01 November 2014Australian Wine Annual 2015 - Giaconda Estate Shiraz 2012 (98 points)
Since 1999 Rick Kinzbrunner has been fashioning cutting-edge cool climate Australian shiraz. Fifteen years ago there weren’t too many Victorians making this variety into a style we perhaps more associate with the northern Rhône Valley, but Kinzbrunner has always drawn inspiration from the wines he most enjoys drinking. So until 2008, the only Shiraz from Giaconda was the deliciously perfumed, floral, spicy and savoury Warner Vineyard Shiraz, which has been continually sourced from a sloping, north-facing section of the Warner Vineyard, 6.5 km from Beechworth and located at a marginally cooler, higher site than that of the Giaconda Vineyard itself. For many years I have rated this as a 5-Star wine.
It took a long time for Kinzbrunner to plant shiraz at Giaconda, since for the first decade and a half at his Beechworth site he was more concerned at matching different parcels of the property with chardonnay, pinot noir and cabernet sauvignon. But the consistent quality from the Warner site convinced him that a warmer, north-facing plot at the top of the property was just the place to plant two acres of shiraz, with Hermitage well and truly in his sights. In itself this was a radical but confident decision, because Kinzbrunner initially chose the predominantly south-facing property to reduce the impact of heat on its elevated but still warmish location.

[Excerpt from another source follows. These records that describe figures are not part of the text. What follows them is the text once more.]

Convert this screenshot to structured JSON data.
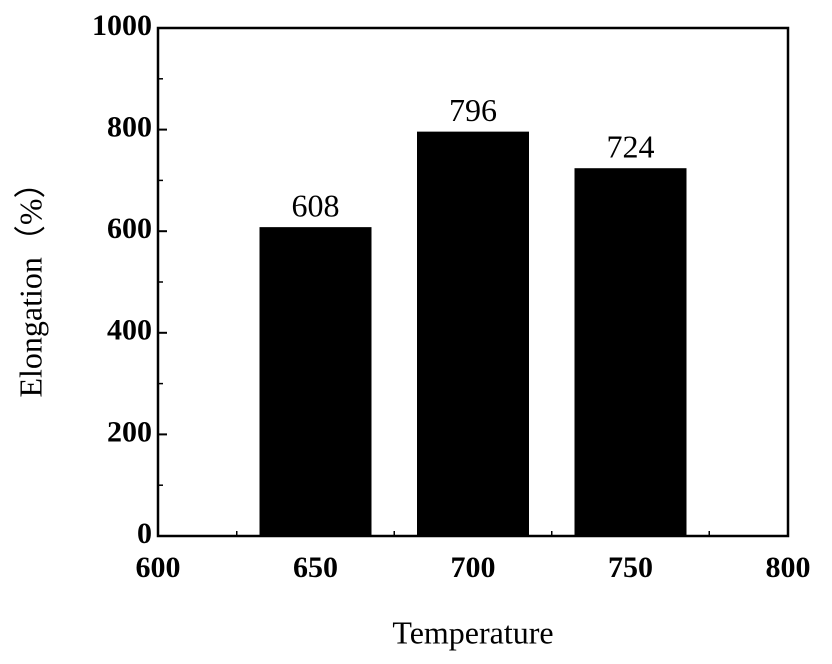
{
  "chart_data": {
    "type": "bar",
    "x": [
      650,
      700,
      750
    ],
    "values": [
      608,
      796,
      724
    ],
    "color": "#000000",
    "xlim": [
      600,
      800
    ],
    "xticks": [
      600,
      650,
      700,
      750,
      800
    ],
    "ylim": [
      0,
      1000
    ],
    "yticks": [
      0,
      200,
      400,
      600,
      800,
      1000
    ],
    "xlabel": "Temperature",
    "ylabel": "Elongation（%）",
    "grid": false
  }
}
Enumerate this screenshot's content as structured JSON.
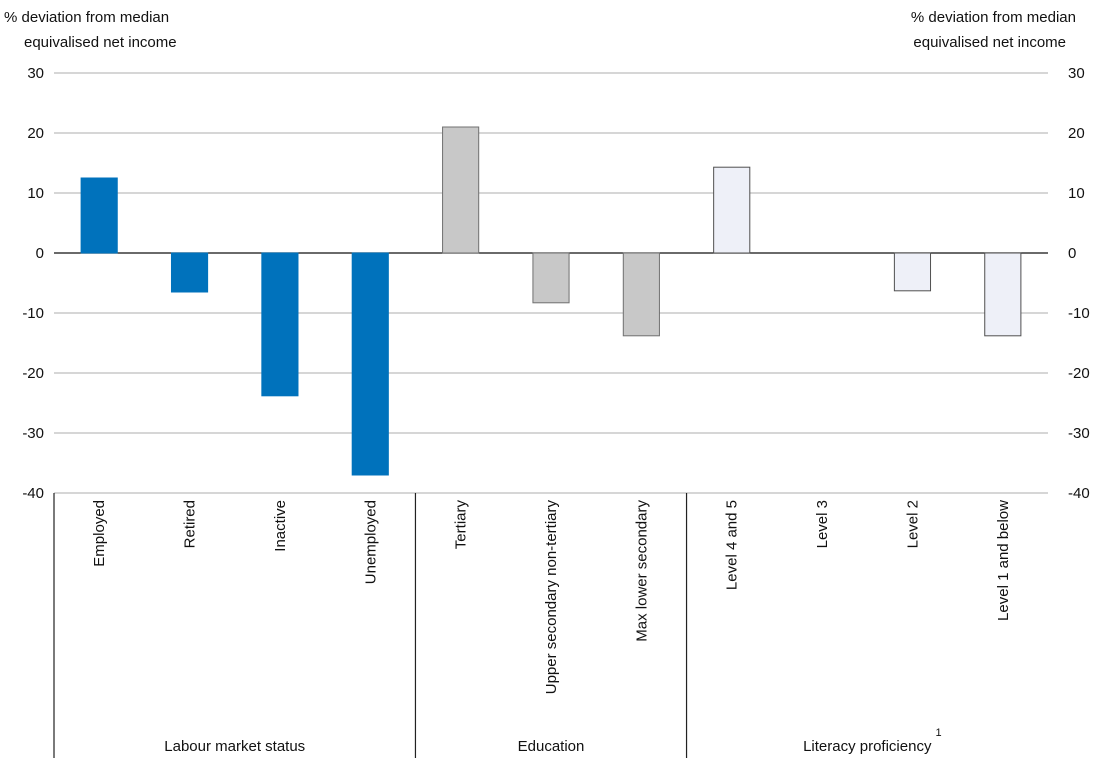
{
  "chart_data": {
    "type": "bar",
    "ylabel": [
      "% deviation from median",
      "equivalised net income"
    ],
    "y2label": [
      "% deviation from median",
      "equivalised net income"
    ],
    "ylim": [
      -40,
      30
    ],
    "yticks": [
      -40,
      -30,
      -20,
      -10,
      0,
      10,
      20,
      30
    ],
    "y2lim": [
      -40,
      30
    ],
    "y2ticks": [
      -40,
      -30,
      -20,
      -10,
      0,
      10,
      20,
      30
    ],
    "grid": true,
    "groups": [
      {
        "label": "Labour market status",
        "color": "#0072bc",
        "edgecolor": "#0072bc",
        "categories": [
          "Employed",
          "Retired",
          "Inactive",
          "Unemployed"
        ],
        "values": [
          12.5,
          -6.5,
          -23.8,
          -37
        ]
      },
      {
        "label": "Education",
        "color": "#c8c8c8",
        "edgecolor": "#707070",
        "categories": [
          "Tertiary",
          "Upper secondary non-tertiary",
          "Max lower secondary"
        ],
        "values": [
          21,
          -8.3,
          -13.8
        ]
      },
      {
        "label": "Literacy proficiency",
        "note": "1",
        "color": "#eef0f8",
        "edgecolor": "#505050",
        "categories": [
          "Level 4 and 5",
          "Level 3",
          "Level 2",
          "Level 1 and below"
        ],
        "values": [
          14.3,
          null,
          -6.3,
          -13.8
        ]
      }
    ]
  }
}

Retarded by the extended drought of the first decade this century, the young shiraz vines struggled to develop and produce a crop, but in doing so dug their feet deep into the site’s granitic loam soils, which overlie decomposed gravel and clay. But when they came, the results were astonishing. The first wine from the new shiraz vines was the 2008 vintage, quickly affirming the site’s potential with what I described at the time as a ‘super Rhône’. It quickly revealed the layered, meaty and mineral attributes we now expect from the site. Kinzbrunner fine-tuned winemaking regimes for the next two vintages, exploring means by which to express the potential of the site’s terroir into anexpression of shiraz fit to rival the Rhône’s elite. Very closed and reductive in their youth, cloaked by layers of oak and tannin, the 2010 and 2011 releases delivered quality, but not enough to meet Kinzbrunner’s expectations, or even indeed the Warner Vineyard Shiraz in 2010. All that has changed with the 2012 vintage. Fermented in tank with a small proportion of viognier, it was matured in the mineshaft-like cellar under the Giaconda vineyard for 22 months inside French oak barrels, around a third of which were new. From its earliest days it looked special. Thankfully, it is safely into bottle for its real journey now to begin.
I like the fact that winemakers like Rick Kinzbrunner, Phillip Jones, Joe Grilli and Roman Bratasiuk are so honest and focused on their extraordinary ambitions. From the outset, Kinzbrunner started this project to make a wine worthy of the greatest sites of the northern Rhône, and he didn’t mind who he told about it. The clearest ambitions can carry with them the highest risk, but the risk can bring the reward.
In this case, the reward is a wine that does what Kinzbrunner has done before with chardonnay, and is also promising to do again with nebbiolo. It is taking the perceptions of what has been considered possible with Australian wine, spinning them about and exposing them for their shameful lack of imagination and inspiration. That’s what great winemakers do and why the Giaconda Estate Shiraz 2012 is such a worthy Wine of the Year.